五十三、然而,当我们的宿敌既不在意图之初发动攻击,也不在执行途中拦截我们时,他会在终点布下更险恶的陷阱;他越是恶毒地窥伺,就越是看到这是他仅剩的、可以攫取猎物的机会。先知曾看见这些陷阱设在他路程的终点,那时他说:「他们窥探我的脚踪。

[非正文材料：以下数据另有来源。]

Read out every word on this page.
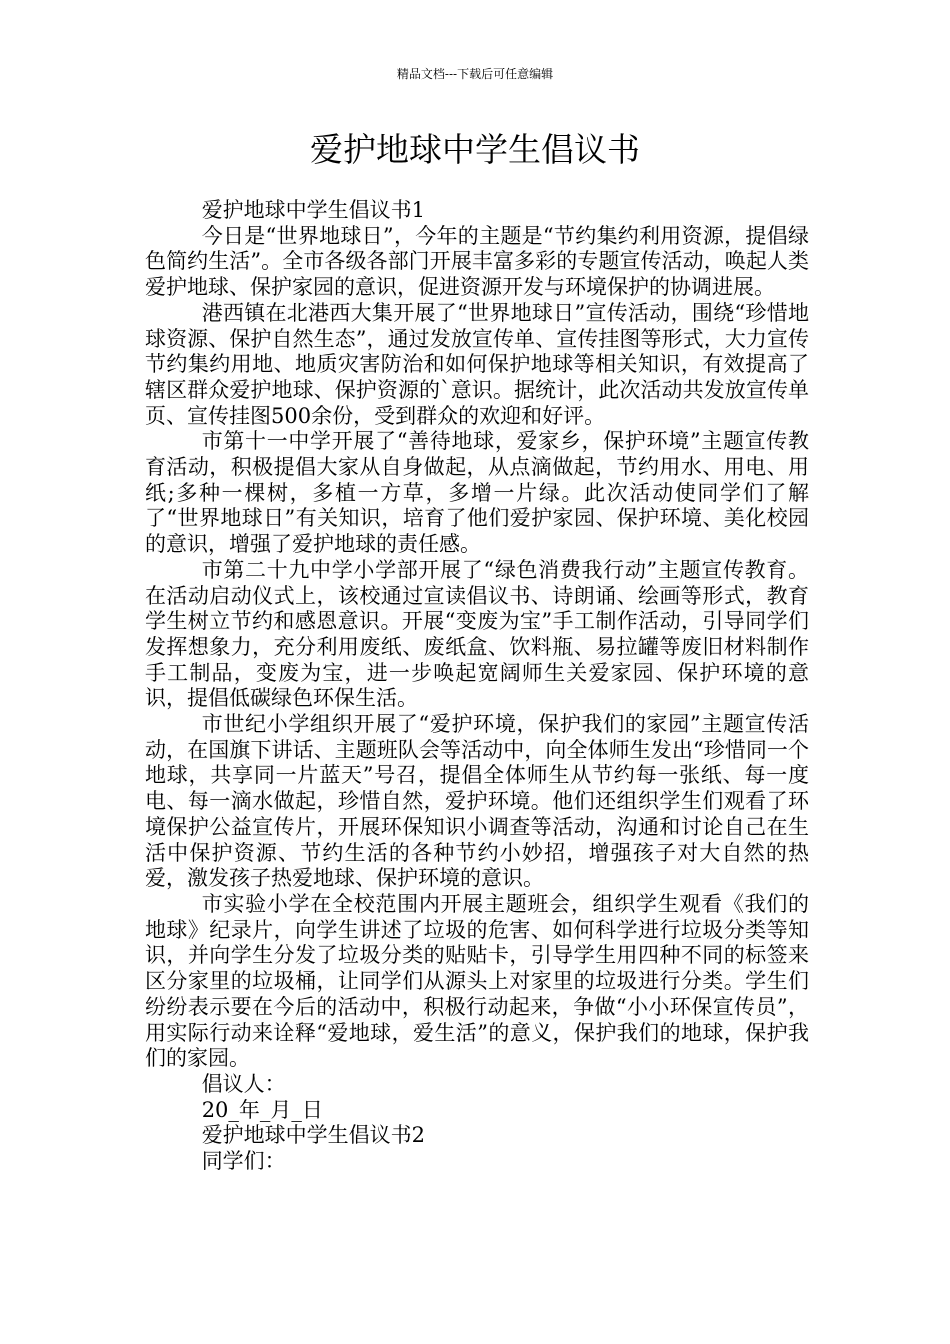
精品文档---下载后可任意编辑
爱护地球中学生倡议书

爱护地球中学生倡议书1

今日是“世界地球日”，今年的主题是“节约集约利用资源，提倡绿色简约生活”。全市各级各部门开展丰富多彩的专题宣传活动，唤起人类爱护地球、保护家园的意识，促进资源开发与环境保护的协调进展。

港西镇在北港西大集开展了“世界地球日”宣传活动，围绕“珍惜地球资源、保护自然生态”，通过发放宣传单、宣传挂图等形式，大力宣传节约集约用地、地质灾害防治和如何保护地球等相关知识，有效提高了辖区群众爱护地球、保护资源的`意识。据统计，此次活动共发放宣传单页、宣传挂图500余份，受到群众的欢迎和好评。

市第十一中学开展了“善待地球，爱家乡，保护环境”主题宣传教育活动，积极提倡大家从自身做起，从点滴做起，节约用水、用电、用纸;多种一棵树，多植一方草，多增一片绿。此次活动使同学们了解了“世界地球日”有关知识，培育了他们爱护家园、保护环境、美化校园的意识，增强了爱护地球的责任感。

市第二十九中学小学部开展了“绿色消费我行动”主题宣传教育。在活动启动仪式上，该校通过宣读倡议书、诗朗诵、绘画等形式，教育学生树立节约和感恩意识。开展“变废为宝”手工制作活动，引导同学们发挥想象力，充分利用废纸、废纸盒、饮料瓶、易拉罐等废旧材料制作手工制品，变废为宝，进一步唤起宽阔师生关爱家园、保护环境的意识，提倡低碳绿色环保生活。

市世纪小学组织开展了“爱护环境，保护我们的家园”主题宣传活动，在国旗下讲话、主题班队会等活动中，向全体师生发出“珍惜同一个地球，共享同一片蓝天”号召，提倡全体师生从节约每一张纸、每一度电、每一滴水做起，珍惜自然，爱护环境。他们还组织学生们观看了环境保护公益宣传片，开展环保知识小调查等活动，沟通和讨论自己在生活中保护资源、节约生活的各种节约小妙招，增强孩子对大自然的热爱，激发孩子热爱地球、保护环境的意识。

市实验小学在全校范围内开展主题班会，组织学生观看《我们的地球》纪录片，向学生讲述了垃圾的危害、如何科学进行垃圾分类等知识，并向学生分发了垃圾分类的贴贴卡，引导学生用四种不同的标签来区分家里的垃圾桶，让同学们从源头上对家里的垃圾进行分类。学生们纷纷表示要在今后的活动中，积极行动起来，争做“小小环保宣传员”，用实际行动来诠释“爱地球，爱生活”的意义，保护我们的地球，保护我们的家园。

倡议人：

20_年_月_日

爱护地球中学生倡议书2

同学们：
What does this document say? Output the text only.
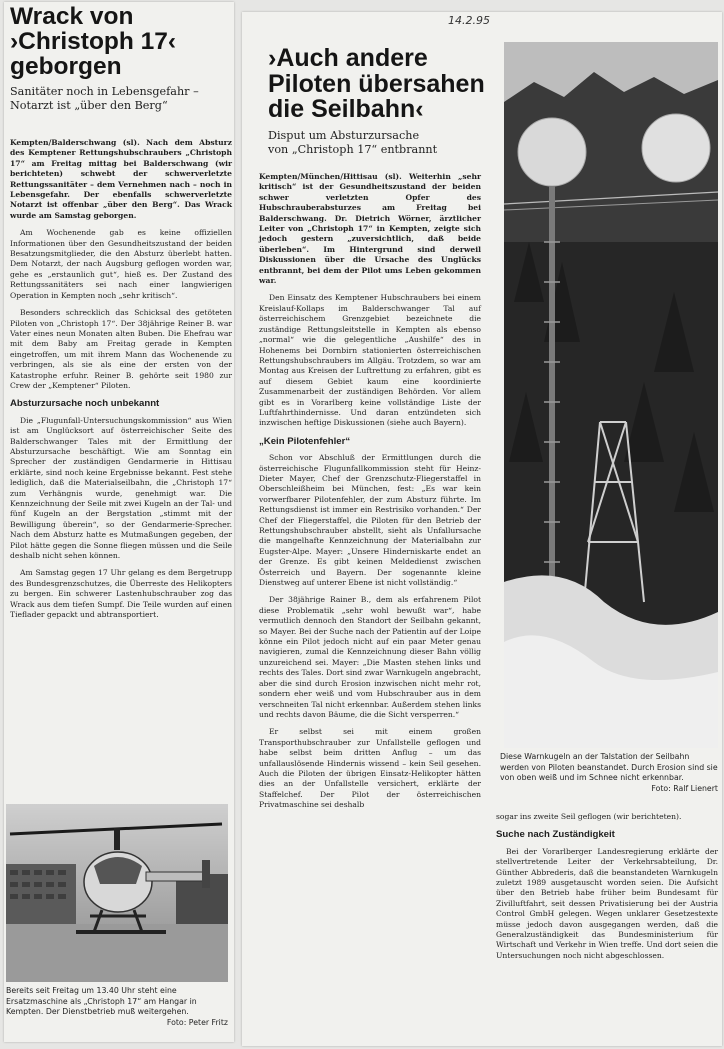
Wrack von
›Christoph 17‹
geborgen
Sanitäter noch in Lebensgefahr –
Notarzt ist „über den Berg“

Kempten/Balderschwang (sl). Nach dem Absturz des Kemptener Rettungshubschraubers „Christoph 17“ am Freitag mittag bei Balderschwang (wir berichteten) schwebt der schwerverletzte Rettungssanitäter – dem Vernehmen nach – noch in Lebensgefahr. Der ebenfalls schwerverletzte Notarzt ist offenbar „über den Berg“. Das Wrack wurde am Samstag geborgen.

Am Wochenende gab es keine offiziellen Informationen über den Gesundheitszustand der beiden Besatzungsmitglieder, die den Absturz überlebt hatten. Dem Notarzt, der nach Augsburg geflogen worden war, gehe es „erstaunlich gut“, hieß es. Der Zustand des Rettungssanitäters sei nach einer langwierigen Operation in Kempten noch „sehr kritisch“.

Besonders schrecklich das Schicksal des getöteten Piloten von „Christoph 17“. Der 38jährige Reiner B. war Vater eines neun Monaten alten Buben. Die Ehefrau war mit dem Baby am Freitag gerade in Kempten eingetroffen, um mit ihrem Mann das Wochenende zu verbringen, als sie als eine der ersten von der Katastrophe erfuhr. Reiner B. gehörte seit 1980 zur Crew der „Kemptener“ Piloten.

Absturzursache noch unbekannt

Die „Flugunfall-Untersuchungskommission“ aus Wien ist am Unglücksort auf österreichischer Seite des Balderschwanger Tales mit der Ermittlung der Absturzursache beschäftigt. Wie am Sonntag ein Sprecher der zuständigen Gendarmerie in Hittisau erklärte, sind noch keine Ergebnisse bekannt. Fest stehe lediglich, daß die Materialseilbahn, die „Christoph 17“ zum Verhängnis wurde, genehmigt war. Die Kennzeichnung der Seile mit zwei Kugeln an der Tal- und fünf Kugeln an der Bergstation „stimmt mit der Bewilligung überein“, so der Gendarmerie-Sprecher. Nach dem Absturz hatte es Mutmaßungen gegeben, der Pilot hätte gegen die Sonne fliegen müssen und die Seile deshalb nicht sehen können.

Am Samstag gegen 17 Uhr gelang es dem Bergetrupp des Bundesgrenzschutzes, die Überreste des Helikopters zu bergen. Ein schwerer Lastenhubschrauber zog das Wrack aus dem tiefen Sumpf. Die Teile wurden auf einen Tieflader gepackt und abtransportiert.

Bereits seit Freitag um 13.40 Uhr steht eine Ersatzmaschine als „Christoph 17“ am Hangar in Kempten. Der Dienstbetrieb muß weitergehen.
Foto: Peter Fritz
14.2.95
›Auch andere
Piloten übersahen
die Seilbahn‹
Disput um Absturzursache
von „Christoph 17“ entbrannt

Kempten/München/Hittisau (sl). Weiterhin „sehr kritisch“ ist der Gesundheitszustand der beiden schwer verletzten Opfer des Hubschrauberabsturzes am Freitag bei Balderschwang. Dr. Dietrich Wörner, ärztlicher Leiter von „Christoph 17“ in Kempten, zeigte sich jedoch gestern „zuversichtlich, daß beide überleben“. Im Hintergrund sind derweil Diskussionen über die Ursache des Unglücks entbrannt, bei dem der Pilot ums Leben gekommen war.

Den Einsatz des Kemptener Hubschraubers bei einem Kreislauf-Kollaps im Balderschwanger Tal auf österreichischem Grenzgebiet bezeichnete die zuständige Rettungsleitstelle in Kempten als ebenso „normal“ wie die gelegentliche „Aushilfe“ des in Hohenems bei Dornbirn stationierten österreichischen Rettungshubschraubers im Allgäu. Trotzdem, so war am Montag aus Kreisen der Luftrettung zu erfahren, gibt es auf diesem Gebiet kaum eine koordinierte Zusammenarbeit der zuständigen Behörden. Vor allem gibt es in Vorarlberg keine vollständige Liste der Luftfahrthindernisse. Und daran entzündeten sich inzwischen heftige Diskussionen (siehe auch Bayern).

„Kein Pilotenfehler“

Schon vor Abschluß der Ermittlungen durch die österreichische Flugunfallkommission steht für Heinz-Dieter Mayer, Chef der Grenzschutz-Fliegerstaffel in Oberschleißheim bei München, fest: „Es war kein vorwerfbarer Pilotenfehler, der zum Absturz führte. Im Rettungsdienst ist immer ein Restrisiko vorhanden.“ Der Chef der Fliegerstaffel, die Piloten für den Betrieb der Rettungshubschrauber abstellt, sieht als Unfallursache die mangelhafte Kennzeichnung der Materialbahn zur Eugster-Alpe. Mayer: „Unsere Hinderniskarte endet an der Grenze. Es gibt keinen Meldedienst zwischen Österreich und Bayern. Der sogenannte kleine Dienstweg auf unterer Ebene ist nicht vollständig.“

Der 38jährige Rainer B., dem als erfahrenem Pilot diese Problematik „sehr wohl bewußt war“, habe vermutlich dennoch den Standort der Seilbahn gekannt, so Mayer. Bei der Suche nach der Patientin auf der Loipe könne ein Pilot jedoch nicht auf ein paar Meter genau navigieren, zumal die Kennzeichnung dieser Bahn völlig unzureichend sei. Mayer: „Die Masten stehen links und rechts des Tales. Dort sind zwar Warnkugeln angebracht, aber die sind durch Erosion inzwischen nicht mehr rot, sondern eher weiß und vom Hubschrauber aus in dem verschneiten Tal nicht erkennbar. Außerdem stehen links und rechts davon Bäume, die die Sicht versperren.“

Er selbst sei mit einem großen Transporthubschrauber zur Unfallstelle geflogen und habe selbst beim dritten Anflug – um das unfallauslösende Hindernis wissend – kein Seil gesehen. Auch die Piloten der übrigen Einsatz-Helikopter hätten dies an der Unfallstelle versichert, erklärte der Staffelchef. Der Pilot der österreichischen Privatmaschine sei deshalb

Diese Warnkugeln an der Talstation der Seilbahn werden von Piloten beanstandet. Durch Erosion sind sie von oben weiß und im Schnee nicht erkennbar.
Foto: Ralf Lienert

sogar ins zweite Seil geflogen (wir berichteten).

Suche nach Zuständigkeit

Bei der Vorarlberger Landesregierung erklärte der stellvertretende Leiter der Verkehrsabteilung, Dr. Günther Abbrederis, daß die beanstandeten Warnkugeln zuletzt 1989 ausgetauscht worden seien. Die Aufsicht über den Betrieb habe früher beim Bundesamt für Zivilluftfahrt, seit dessen Privatisierung bei der Austria Control GmbH gelegen. Wegen unklarer Gesetzestexte müsse jedoch davon ausgegangen werden, daß die Generalzuständigkeit das Bundesministerium für Wirtschaft und Verkehr in Wien treffe. Und dort seien die Untersuchungen noch nicht abgeschlossen.
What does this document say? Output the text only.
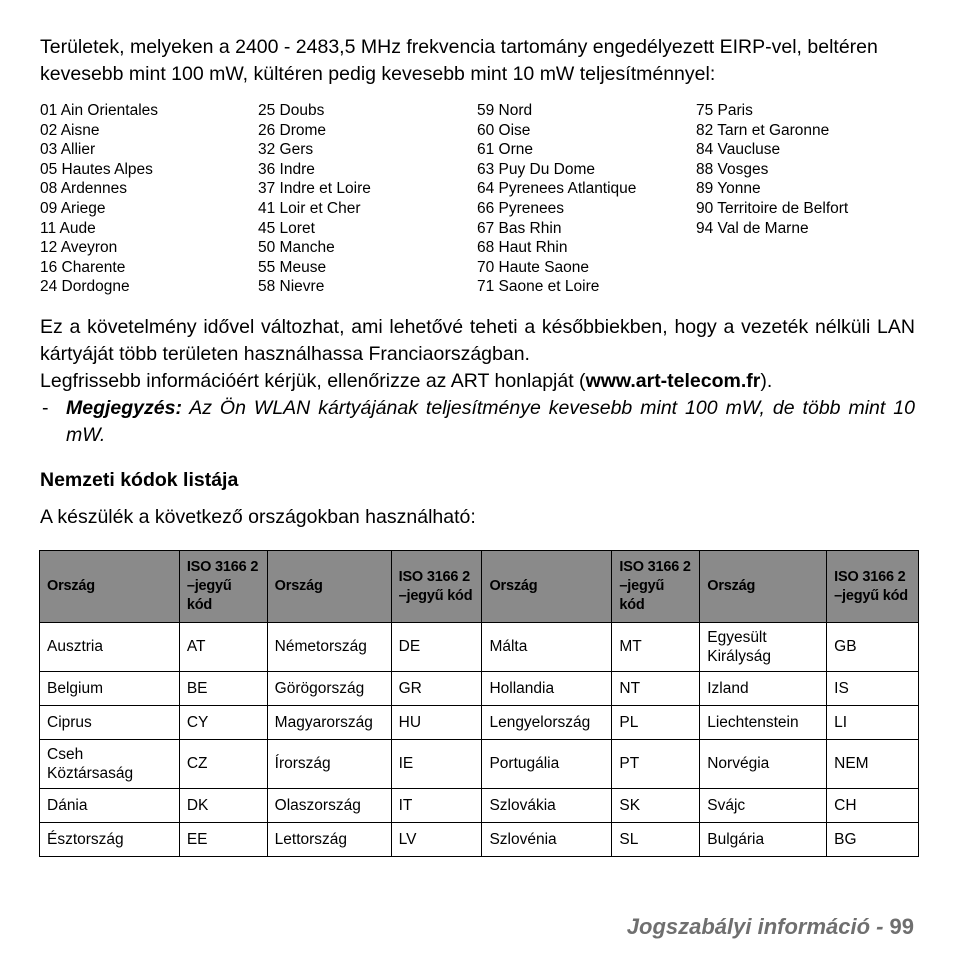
Területek, melyeken a 2400 - 2483,5 MHz frekvencia tartomány engedélyezett EIRP-vel, beltéren kevesebb mint 100 mW, kültéren pedig kevesebb mint 10 mW teljesítménnyel:

01 Ain Orientales
02 Aisne
03 Allier
05 Hautes Alpes
08 Ardennes
09 Ariege
11 Aude
12 Aveyron
16 Charente
24 Dordogne
25 Doubs
26 Drome
32 Gers
36 Indre
37 Indre et Loire
41 Loir et Cher
45 Loret
50 Manche
55 Meuse
58 Nievre
59 Nord
60 Oise
61 Orne
63 Puy Du Dome
64 Pyrenees Atlantique
66 Pyrenees
67 Bas Rhin
68 Haut Rhin
70 Haute Saone
71 Saone et Loire
75 Paris
82 Tarn et Garonne
84 Vaucluse
88 Vosges
89 Yonne
90 Territoire de Belfort
94 Val de Marne

Ez a követelmény idővel változhat, ami lehetővé teheti a későbbiekben, hogy a vezeték nélküli LAN kártyáját több területen használhassa Franciaországban.

Legfrissebb információért kérjük, ellenőrizze az ART honlapját (www.art-telecom.fr).

- Megjegyzés: Az Ön WLAN kártyájának teljesítménye kevesebb mint 100 mW, de több mint 10 mW.

Nemzeti kódok listája

A készülék a következő országokban használható:

Ország	ISO 3166 2 –jegyű kód	Ország	ISO 3166 2 –jegyű kód	Ország	ISO 3166 2 –jegyű kód	Ország	ISO 3166 2 –jegyű kód
Ausztria	AT	Németország	DE	Málta	MT	Egyesült Királyság	GB
Belgium	BE	Görögország	GR	Hollandia	NT	Izland	IS
Ciprus	CY	Magyarország	HU	Lengyelország	PL	Liechtenstein	LI
Cseh Köztársaság	CZ	Írország	IE	Portugália	PT	Norvégia	NEM
Dánia	DK	Olaszország	IT	Szlovákia	SK	Svájc	CH
Észtország	EE	Lettország	LV	Szlovénia	SL	Bulgária	BG
Jogszabályi információ - 99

」(诗 56:6)因为身体的末端在脚跟,这除了象征行动的终点,还能指什么呢?无论是邪灵,还是所有追随其骄傲脚步的恶人,他们「窥探脚跟」就是企图败坏善行的结局;因此,那蛇被宣告说:「你要伤他的脚跟。」(创 3:15)因为窥探蛇的头,就是留意它诱惑的开端,并以必要的审慎之手,将其从心灵的入口彻底根除;然而,当它在开端被抓住时,它却忙于击打脚跟,因为尽管它起初并未以诱惑打击意图,却竭力在终点设下圈套。倘若心灵一旦在意图上败坏,那随之而来的行动的中段与终点,便会被狡猾的敌手牢牢掌控,因为它看见那整棵树都为自己结果,而它已用毒牙在根部将其毒害。因此,我们必须以最大的谨慎来守望,使心灵即便在善行的服事中,也不被邪恶的意图所玷污,所以经上说得对:「或许我的儿子们犯了罪,心中咒诅了神。」这仿佛是在用直白的话说:除非在神面前,将无辜的祭献在心灵的祭坛上,否则外在所行的就不是善工。那么,我们应当尽可能审视我们工作的溪流,看它是否从思想的泉源纯净地流出。必须竭尽全力守护心灵之眼,免受邪恶的尘埃,免得它在行动中向人显为正直,内在却因扭曲意图的过失而偏斜。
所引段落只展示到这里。